As for her list, these are the best novels written in English (hence no Tolstoy or Proust or Kafka). She dashed the list off pretty quick (probably to keep me quiet!) so no doubt there are many she's forgotten. I find it bizarre that people describe the list as dull, however. There is this weird idea that the further back in time you go, the duller the art or literature becomes. C. S. Lewis called it "chronological snobbery."

In fact, no one today writes with the joy and energy of Chaucer or Blake or Dickens. Read the general prologue to The Canterbury Tales, for example. There is nothing like it.

Interesting you write about valuing the joy and energy of Chaucer and Blake (I agree btw, if there was one person from history I could travel in time and meet I think it would be Chaucer!), because I think a lot of the books on the list are severely lacking in joy and energy. Craft over joy and energy.

EliosBackPack · 05/10/2023 17:33

17 and EngLit degree. Didn’t count Ulysses, tried and tried, have now given up. Read 17, that’s not to say I really enjoyed them all.

SoupDragon · 05/10/2023 17:39

just 1, The Great Gatsby. I've read others by some of the authors mentioned but not the specific books on the list (and only as part of English Lit O and A levels!)

avocadotofu · 05/10/2023 17:45

I've read 9 of them. I did enjoy most of them, I had a lot more time to read before having DS.

DiDonk · 05/10/2023 17:57

MrsAvocet · 05/10/2023 15:52

Do you think that is a result of having to study it rather than just read it at school? I think a lot of people dislike the books they studied at school, partly because there is often no choice about them but also because you can't really get into the flow of the book when you are continually analysing. I think it's probably more true at GCSE because a large number of pupils don't want to be studying literature at all, but it can still happen if you've chosen to study the subject. My DD did a degree in Dance. She has loved it since she was a preschooler - doing it, watching it, reading about it - but she didn't go to watch any performances for a couple of years after she graduated. Watching and analysing the choreography and technique had become an academic task for her to the point that she could no longer enjoy the art. I wonder if the same happens with literature?

Yes I do think studying can suck the life out of something, especially at school, even if it gives you ways of understanding it at the same time.

But also I think I just wasn't ready to read it - you see things in very black and white terms as a teen and the characters in Middlemarch are more complex than that. I had the same thing with Anna Karenin which I read about the same time, I can reread it endlessly now but I really had to force myself through it then.

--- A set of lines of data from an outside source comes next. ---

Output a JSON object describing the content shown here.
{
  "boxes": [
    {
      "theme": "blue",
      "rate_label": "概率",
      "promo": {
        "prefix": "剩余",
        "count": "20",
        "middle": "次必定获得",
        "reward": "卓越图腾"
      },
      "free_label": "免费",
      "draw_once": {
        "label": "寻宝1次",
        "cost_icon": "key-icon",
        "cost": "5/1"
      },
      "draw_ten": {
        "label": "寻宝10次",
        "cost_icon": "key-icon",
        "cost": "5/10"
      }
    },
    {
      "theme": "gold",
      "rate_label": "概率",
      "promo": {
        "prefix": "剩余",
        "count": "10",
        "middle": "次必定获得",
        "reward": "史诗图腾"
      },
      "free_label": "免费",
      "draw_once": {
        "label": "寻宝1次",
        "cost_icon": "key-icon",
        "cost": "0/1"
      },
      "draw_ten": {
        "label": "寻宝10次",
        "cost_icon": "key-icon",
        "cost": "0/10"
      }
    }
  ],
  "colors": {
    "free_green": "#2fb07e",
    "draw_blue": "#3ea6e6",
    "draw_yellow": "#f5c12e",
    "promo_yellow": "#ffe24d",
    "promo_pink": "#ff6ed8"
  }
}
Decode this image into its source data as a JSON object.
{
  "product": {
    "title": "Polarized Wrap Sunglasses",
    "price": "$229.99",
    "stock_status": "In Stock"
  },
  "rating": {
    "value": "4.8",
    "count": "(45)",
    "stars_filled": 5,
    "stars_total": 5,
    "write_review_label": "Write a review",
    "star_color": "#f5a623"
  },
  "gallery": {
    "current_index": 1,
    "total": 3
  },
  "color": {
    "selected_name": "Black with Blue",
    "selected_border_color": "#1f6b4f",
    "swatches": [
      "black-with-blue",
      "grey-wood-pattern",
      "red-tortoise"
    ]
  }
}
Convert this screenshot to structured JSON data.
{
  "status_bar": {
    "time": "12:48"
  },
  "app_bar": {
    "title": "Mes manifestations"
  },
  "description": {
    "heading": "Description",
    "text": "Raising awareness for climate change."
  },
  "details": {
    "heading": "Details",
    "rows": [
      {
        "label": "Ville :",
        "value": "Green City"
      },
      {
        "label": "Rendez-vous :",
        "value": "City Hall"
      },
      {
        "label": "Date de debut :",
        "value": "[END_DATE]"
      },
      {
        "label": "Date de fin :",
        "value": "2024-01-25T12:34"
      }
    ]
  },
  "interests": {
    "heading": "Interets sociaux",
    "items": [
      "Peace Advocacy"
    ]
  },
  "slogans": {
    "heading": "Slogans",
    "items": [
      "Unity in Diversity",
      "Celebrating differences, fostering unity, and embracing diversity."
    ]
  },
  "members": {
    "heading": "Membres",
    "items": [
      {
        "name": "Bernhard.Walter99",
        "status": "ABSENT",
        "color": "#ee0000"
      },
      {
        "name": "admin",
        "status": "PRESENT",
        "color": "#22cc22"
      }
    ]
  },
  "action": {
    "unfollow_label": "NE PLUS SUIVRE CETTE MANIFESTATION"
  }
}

Although I also think it's true that if you don't burn through a load of penguin classics when you're a teen you'll never read them as an adult (yes Thomas Hardy and the Brontes I'm looking at you!)

ketchup07070 · 05/10/2023 19:56

Mary Wollstonecraft - 'A Vindication of the rights of women'
Mary Shelley 'Frankenstein'
Aphra Ben 'Oroonoko'

Just adding some older women writers who I think should be on a list!